リチャード・クー『良い円高 悪い円高』(東洋経済新報社)



 売れている経済書、ということで、リチャード・クー氏の『良い円高 悪い円高』。

 クー氏によると、円高には「巨額の経常収支の黒字があるなかで輸入を増やし、既に巨額になっている輸出に輸入が追いつく形で不均衡が是正される」良い円高と、「輸入障壁や商慣習の違いから、なかなか増えない輸入に対して、輸出が減る形で不均衡が是正される」悪い円高の、二つの種類があるという。 現在進行中の円高は「悪い円高」であり、その結果、将来性のある輸出産業を縮小か撤退に追い込む一方で、国内には輸入障壁に守られた将来性のない企業・産業ばかりが残される、と指摘する。

 クー氏は日本の市場開放、規制緩和を主張している。これは現在なされている議論と結論は同じである。本書がポレミカルである点は、今回の円高の性質と原因の分析に求められる。

 ある国の輸出産業が、輸出競争力をもち外貨を稼ぐようになると、国内での支払いのために外貨を自国通貨に代える必要に迫られる。その際、為替市場にはそれに見合うだけの外貨の買い手(輸入産業)が存在しなければならない。もしそうでなければ、外貨は自国通貨に対し安くしなければ買い手がつかなくなってしまう(自国通貨は外貨に対して高くなる)。その結果、その輸出産業は、自国通貨の高騰により壊滅的な打撃を受けることになる。日本では、貿易黒字が騒がれるようになって以来、この状態が続いてきた。

 しかし、80年の外為法改正による対外投資の自由化によって、日本の機関投資家は外債投資に殺到した。この結果生じた、外貨需要の急増によって、80年代は、膨大な経常黒字にもかかわらず比較的円安となり、日本の輸出産業は、息をつくことができた。

 ところで、日本の対外投資が円建てで利益を出すには、その国の通貨が円に対し中長期的に上昇する必要があり、そのためには、その国が対日輸出を増やし、対日貿易を改善させる必要がある。しかし日本の市場開放は一向にすすまないため、貿易不均衡も解消せずこうした国の通貨は対円で下落してきた。

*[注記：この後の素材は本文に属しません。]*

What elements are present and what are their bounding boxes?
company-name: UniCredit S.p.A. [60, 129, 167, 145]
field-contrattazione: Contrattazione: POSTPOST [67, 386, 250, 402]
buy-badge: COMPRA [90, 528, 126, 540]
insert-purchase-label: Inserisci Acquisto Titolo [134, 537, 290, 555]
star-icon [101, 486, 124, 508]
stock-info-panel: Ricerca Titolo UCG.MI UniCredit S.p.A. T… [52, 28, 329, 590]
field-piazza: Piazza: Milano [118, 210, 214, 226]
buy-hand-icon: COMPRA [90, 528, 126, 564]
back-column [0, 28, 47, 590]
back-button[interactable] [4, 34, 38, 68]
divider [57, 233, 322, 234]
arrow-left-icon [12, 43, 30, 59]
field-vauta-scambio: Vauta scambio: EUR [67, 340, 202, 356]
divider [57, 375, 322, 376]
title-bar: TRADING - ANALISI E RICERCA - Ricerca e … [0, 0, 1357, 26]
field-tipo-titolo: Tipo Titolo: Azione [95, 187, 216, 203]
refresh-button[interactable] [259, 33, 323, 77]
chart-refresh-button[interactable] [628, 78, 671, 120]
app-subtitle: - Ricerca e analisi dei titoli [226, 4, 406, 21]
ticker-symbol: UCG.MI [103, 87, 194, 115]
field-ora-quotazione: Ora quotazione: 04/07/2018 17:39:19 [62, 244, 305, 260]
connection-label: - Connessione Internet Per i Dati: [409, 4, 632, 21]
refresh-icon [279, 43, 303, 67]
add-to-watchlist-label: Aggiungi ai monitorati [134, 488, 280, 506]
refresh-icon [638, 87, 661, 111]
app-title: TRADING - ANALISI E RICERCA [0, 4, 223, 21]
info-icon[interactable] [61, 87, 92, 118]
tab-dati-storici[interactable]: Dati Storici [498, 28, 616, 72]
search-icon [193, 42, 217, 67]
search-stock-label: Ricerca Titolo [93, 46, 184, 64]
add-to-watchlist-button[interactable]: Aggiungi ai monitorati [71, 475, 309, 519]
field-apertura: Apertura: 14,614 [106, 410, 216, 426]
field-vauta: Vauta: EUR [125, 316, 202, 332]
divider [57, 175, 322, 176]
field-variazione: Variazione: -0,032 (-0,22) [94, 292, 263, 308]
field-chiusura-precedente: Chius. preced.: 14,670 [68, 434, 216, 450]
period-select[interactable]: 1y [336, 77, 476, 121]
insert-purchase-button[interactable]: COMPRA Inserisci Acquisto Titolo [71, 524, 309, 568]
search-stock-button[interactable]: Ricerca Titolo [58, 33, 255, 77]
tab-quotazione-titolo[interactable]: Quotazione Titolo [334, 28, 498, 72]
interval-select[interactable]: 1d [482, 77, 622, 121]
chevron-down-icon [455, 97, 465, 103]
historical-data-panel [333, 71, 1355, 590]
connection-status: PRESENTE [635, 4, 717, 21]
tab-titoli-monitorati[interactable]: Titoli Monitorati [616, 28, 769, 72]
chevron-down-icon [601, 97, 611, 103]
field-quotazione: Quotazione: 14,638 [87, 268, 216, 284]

 日本の機関投資家が外国通貨を買っているうちは、輸出産業の外貨売りを吸収することができたが、90年代の株価暴落によって、外債どころではなくなってしまった。機関投資家という外貨の買い手がいなくなったた結果が、今回の円高である。これが第一章の主張である。

 第二章は円高を放置する官僚批判、第三章は金融と土地の政策批判、第四章は日本株式会社批判と続く。難しい内容を噛み砕いて分かりやすく伝えようとする姿勢に好感がもてる。ぜひご一読を。